McDonald's (NYSE:MCD) is a key beneficiary of rising demand in the global fast-food industry today. The burger titan has made some of its own luck, too, by adjusting its menu, supply chain, and real estate portfolio in recent years.
This week, the restaurant stock announced third-quarter results that showed that these changes kept it near the top of the industry on key metrics like sales growth and profitability. Yet the report also points to a few major challenges to its global growth rebound plan.
Let's dive right in.
A tale of two markets
Third-quarter comparable-store sales, or comps, rose 5.9% to mark just a slight deceleration from last quarter's 6.5% increase. The big-picture trends were positive, and that's where CEO Steve Easterbrook chose to focus in his comments describing the quarter. "Our performance was strong, and broad-based momentum continued with our 17th consecutive quarter of global comps growth," he told investors.
Looking deeper into the growth figures reveals a contrast between Mickey D's domestic and international markets. Outside the U.S., sales growth was robust at nearly 6% in developed areas like France and the U.K and over 8% for developing markets like China. Customer traffic increased across these divisions, too.
But the U.S. segment posted modest guest count declines, with comps gains coming entirely from rising prices and higher average spending. Customer traffic has been trending lower for well over a year now, and that pressure pushed comps growth to below 6% for the quarter.

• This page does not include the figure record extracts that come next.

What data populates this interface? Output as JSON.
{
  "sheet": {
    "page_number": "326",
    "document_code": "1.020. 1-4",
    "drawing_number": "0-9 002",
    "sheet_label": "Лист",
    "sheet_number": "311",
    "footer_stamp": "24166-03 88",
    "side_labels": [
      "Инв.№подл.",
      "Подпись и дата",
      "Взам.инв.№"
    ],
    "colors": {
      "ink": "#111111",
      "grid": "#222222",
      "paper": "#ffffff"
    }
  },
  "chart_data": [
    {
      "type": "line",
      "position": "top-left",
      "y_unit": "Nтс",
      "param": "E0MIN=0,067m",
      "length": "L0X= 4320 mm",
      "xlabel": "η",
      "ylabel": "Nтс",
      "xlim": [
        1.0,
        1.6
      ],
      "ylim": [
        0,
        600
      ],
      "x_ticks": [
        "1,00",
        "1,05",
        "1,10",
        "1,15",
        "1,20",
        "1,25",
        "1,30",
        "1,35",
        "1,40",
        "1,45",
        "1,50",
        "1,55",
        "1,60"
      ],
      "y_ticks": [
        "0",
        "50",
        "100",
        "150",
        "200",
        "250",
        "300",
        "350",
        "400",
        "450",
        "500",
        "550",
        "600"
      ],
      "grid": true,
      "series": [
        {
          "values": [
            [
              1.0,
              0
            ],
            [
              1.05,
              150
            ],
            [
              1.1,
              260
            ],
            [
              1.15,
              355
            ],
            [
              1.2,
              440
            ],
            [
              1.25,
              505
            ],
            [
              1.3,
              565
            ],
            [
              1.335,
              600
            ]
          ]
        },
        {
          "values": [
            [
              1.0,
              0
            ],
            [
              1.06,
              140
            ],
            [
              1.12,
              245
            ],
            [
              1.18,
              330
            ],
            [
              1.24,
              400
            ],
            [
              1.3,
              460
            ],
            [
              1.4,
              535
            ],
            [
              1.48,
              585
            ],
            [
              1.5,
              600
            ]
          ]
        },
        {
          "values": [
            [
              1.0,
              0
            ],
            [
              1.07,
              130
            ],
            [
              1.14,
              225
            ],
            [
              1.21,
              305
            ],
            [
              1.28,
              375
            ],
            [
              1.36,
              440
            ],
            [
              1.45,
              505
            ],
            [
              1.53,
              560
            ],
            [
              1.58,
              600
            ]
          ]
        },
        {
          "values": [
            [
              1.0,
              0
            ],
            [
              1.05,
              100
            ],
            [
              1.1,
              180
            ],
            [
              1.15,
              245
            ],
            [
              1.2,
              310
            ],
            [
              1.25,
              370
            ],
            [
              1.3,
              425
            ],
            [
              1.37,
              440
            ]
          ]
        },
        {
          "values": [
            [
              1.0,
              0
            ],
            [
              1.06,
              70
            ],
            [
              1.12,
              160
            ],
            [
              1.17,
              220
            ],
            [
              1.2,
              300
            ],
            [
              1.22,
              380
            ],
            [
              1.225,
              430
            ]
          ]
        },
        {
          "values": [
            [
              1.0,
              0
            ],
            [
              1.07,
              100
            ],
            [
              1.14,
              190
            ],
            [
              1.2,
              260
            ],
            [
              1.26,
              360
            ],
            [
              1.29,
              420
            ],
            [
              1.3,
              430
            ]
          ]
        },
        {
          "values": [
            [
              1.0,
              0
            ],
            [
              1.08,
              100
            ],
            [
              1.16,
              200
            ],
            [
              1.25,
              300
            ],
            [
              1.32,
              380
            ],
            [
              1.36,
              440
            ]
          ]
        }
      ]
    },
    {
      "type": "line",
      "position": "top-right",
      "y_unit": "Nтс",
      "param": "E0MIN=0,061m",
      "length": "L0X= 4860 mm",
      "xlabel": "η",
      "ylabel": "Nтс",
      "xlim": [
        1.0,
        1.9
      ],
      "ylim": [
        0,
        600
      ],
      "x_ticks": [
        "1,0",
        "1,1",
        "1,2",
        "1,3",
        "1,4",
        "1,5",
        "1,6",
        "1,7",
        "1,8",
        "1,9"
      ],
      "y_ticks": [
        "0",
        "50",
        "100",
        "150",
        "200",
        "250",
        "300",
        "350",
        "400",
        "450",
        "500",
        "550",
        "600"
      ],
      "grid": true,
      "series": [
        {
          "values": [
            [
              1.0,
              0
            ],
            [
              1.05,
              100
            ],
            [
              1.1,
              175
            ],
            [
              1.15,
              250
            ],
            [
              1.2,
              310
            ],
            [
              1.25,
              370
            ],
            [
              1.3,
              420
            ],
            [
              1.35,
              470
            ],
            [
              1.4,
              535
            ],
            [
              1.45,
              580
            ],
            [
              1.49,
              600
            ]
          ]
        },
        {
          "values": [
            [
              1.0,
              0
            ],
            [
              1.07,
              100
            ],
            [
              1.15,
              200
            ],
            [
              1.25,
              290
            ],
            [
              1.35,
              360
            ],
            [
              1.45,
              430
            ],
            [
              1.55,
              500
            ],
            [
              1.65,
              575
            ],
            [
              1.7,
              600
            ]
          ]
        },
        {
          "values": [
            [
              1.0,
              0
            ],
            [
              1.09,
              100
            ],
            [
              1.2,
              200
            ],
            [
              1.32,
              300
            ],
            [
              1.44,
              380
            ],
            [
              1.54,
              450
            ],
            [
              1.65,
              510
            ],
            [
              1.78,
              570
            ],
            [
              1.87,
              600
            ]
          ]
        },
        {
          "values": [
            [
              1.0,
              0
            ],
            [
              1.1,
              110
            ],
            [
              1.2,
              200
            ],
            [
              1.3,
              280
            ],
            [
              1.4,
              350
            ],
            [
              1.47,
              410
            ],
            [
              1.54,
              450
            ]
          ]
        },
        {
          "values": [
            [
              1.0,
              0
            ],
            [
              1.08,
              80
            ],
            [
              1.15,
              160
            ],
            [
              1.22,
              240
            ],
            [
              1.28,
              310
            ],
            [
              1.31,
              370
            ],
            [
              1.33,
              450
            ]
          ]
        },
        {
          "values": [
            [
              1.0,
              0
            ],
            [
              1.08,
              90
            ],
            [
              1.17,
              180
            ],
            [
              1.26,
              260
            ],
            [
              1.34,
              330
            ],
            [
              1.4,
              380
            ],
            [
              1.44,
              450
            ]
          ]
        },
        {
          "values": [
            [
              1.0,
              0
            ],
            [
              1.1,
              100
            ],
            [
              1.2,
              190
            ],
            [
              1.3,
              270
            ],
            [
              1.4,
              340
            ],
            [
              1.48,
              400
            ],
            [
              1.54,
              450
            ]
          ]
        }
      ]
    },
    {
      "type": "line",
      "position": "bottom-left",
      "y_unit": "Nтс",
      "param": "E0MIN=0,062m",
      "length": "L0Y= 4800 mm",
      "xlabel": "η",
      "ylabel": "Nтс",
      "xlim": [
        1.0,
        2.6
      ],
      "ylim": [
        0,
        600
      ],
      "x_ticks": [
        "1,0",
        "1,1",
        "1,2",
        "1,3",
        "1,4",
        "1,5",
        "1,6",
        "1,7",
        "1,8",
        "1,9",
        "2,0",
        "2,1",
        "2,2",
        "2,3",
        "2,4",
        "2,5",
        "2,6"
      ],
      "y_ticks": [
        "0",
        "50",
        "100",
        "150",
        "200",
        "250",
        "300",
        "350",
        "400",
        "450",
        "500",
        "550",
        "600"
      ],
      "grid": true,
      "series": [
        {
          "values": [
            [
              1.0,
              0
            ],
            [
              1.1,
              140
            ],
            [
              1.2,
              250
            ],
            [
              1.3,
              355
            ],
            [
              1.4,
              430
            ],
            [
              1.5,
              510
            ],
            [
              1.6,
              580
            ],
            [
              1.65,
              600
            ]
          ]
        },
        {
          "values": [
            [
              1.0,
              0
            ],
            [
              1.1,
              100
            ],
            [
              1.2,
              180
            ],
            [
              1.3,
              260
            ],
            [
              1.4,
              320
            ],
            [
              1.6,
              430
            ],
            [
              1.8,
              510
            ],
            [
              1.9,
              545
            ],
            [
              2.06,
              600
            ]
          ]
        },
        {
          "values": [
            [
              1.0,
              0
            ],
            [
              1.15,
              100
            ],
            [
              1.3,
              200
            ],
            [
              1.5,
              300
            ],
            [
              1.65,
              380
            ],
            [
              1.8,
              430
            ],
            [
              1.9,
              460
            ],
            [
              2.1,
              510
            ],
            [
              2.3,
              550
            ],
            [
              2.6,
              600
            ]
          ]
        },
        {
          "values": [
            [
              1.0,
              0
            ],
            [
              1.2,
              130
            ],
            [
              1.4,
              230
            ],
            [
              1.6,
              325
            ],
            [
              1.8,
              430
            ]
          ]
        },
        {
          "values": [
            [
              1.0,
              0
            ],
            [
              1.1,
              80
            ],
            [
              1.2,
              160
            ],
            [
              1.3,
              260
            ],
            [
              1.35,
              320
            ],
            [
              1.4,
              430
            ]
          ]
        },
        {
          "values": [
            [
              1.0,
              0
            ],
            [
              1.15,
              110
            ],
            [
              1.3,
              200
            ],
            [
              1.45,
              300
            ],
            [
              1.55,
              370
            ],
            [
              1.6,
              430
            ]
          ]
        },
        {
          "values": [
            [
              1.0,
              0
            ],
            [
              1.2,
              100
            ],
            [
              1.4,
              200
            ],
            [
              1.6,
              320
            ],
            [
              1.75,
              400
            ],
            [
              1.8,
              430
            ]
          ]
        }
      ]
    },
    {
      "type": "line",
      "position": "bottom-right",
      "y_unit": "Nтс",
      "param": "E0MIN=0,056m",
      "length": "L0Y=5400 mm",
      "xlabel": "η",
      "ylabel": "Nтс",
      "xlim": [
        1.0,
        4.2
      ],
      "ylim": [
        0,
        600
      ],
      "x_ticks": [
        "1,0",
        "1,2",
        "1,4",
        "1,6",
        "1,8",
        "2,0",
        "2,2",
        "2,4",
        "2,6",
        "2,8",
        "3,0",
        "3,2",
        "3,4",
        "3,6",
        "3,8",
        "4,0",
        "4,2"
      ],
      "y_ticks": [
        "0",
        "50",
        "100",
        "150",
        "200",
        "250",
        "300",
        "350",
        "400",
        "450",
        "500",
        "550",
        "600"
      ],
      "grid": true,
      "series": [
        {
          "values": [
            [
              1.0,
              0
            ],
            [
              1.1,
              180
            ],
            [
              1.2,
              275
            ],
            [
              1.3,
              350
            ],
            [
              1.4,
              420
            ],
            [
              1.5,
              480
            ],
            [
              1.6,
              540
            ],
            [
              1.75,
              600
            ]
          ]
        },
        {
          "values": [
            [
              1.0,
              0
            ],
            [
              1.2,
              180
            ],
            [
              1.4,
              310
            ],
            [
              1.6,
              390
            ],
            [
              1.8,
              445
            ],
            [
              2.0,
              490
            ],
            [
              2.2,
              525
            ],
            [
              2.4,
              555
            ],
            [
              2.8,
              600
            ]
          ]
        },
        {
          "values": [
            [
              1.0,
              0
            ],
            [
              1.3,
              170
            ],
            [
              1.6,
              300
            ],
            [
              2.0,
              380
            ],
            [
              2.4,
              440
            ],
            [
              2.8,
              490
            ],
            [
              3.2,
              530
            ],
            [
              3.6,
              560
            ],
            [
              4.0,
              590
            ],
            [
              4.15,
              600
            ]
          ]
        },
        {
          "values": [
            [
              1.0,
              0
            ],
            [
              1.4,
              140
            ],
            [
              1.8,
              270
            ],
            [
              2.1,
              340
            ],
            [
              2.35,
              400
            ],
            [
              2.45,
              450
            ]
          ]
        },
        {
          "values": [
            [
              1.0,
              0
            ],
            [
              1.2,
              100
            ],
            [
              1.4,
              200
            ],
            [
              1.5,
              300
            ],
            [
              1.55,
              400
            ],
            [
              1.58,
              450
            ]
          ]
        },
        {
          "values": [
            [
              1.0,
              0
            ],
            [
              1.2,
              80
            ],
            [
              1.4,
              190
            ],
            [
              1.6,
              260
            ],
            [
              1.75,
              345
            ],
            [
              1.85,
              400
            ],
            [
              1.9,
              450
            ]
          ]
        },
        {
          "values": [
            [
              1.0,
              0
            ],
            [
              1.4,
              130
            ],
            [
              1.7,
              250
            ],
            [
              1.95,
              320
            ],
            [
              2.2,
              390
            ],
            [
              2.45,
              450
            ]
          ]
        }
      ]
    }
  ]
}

That result is better than most rivals can claim. Domino's (NYSE:DPZ), for example, just announced a 2.4% comps increase. Yet McDonald's has been suggesting that its aggressive growth investments will close the gap between the international and U.S. markets, and so far that hasn't happened.
Finances and outlook
The financial picture is decidedly positive, with expenses holding steady even as global sales improve. But there was something for investors to be concerned about in this area, too.
Operating margin clocked in at 43% of sales over the past nine months compared to the same result a year ago. While that's far and away the best profitability in the industry, its stability confirms that McDonald's has now squeezed all of the earnings boost it can from its three-year refranchising program that brought its share of corporate-owned locations down to around 5% from 15% back in 2016.
Thanks to booming international gains, McDonald's is in a better position than Domino's, which recently lowered its global growth outlook. Yet stubborn traffic losses in the U.S. suggest that the chain is also being hurt by the flood of third-party aggregators offering deeply discounted delivery for fast food.
Market leaders like McDonald's and Domino's are strong enough to sail through this period of unsustainably low-priced competition, even if it slows growth or pinches profitability as rivals fight to build scale in home delivery. McDonald's is betting that its investments will make it one of the world's biggest delivery giants after it introduces the offering to all of its locations and markets it aggressively. It just might take some time to establish that foothold, given all the intense interest in this niche.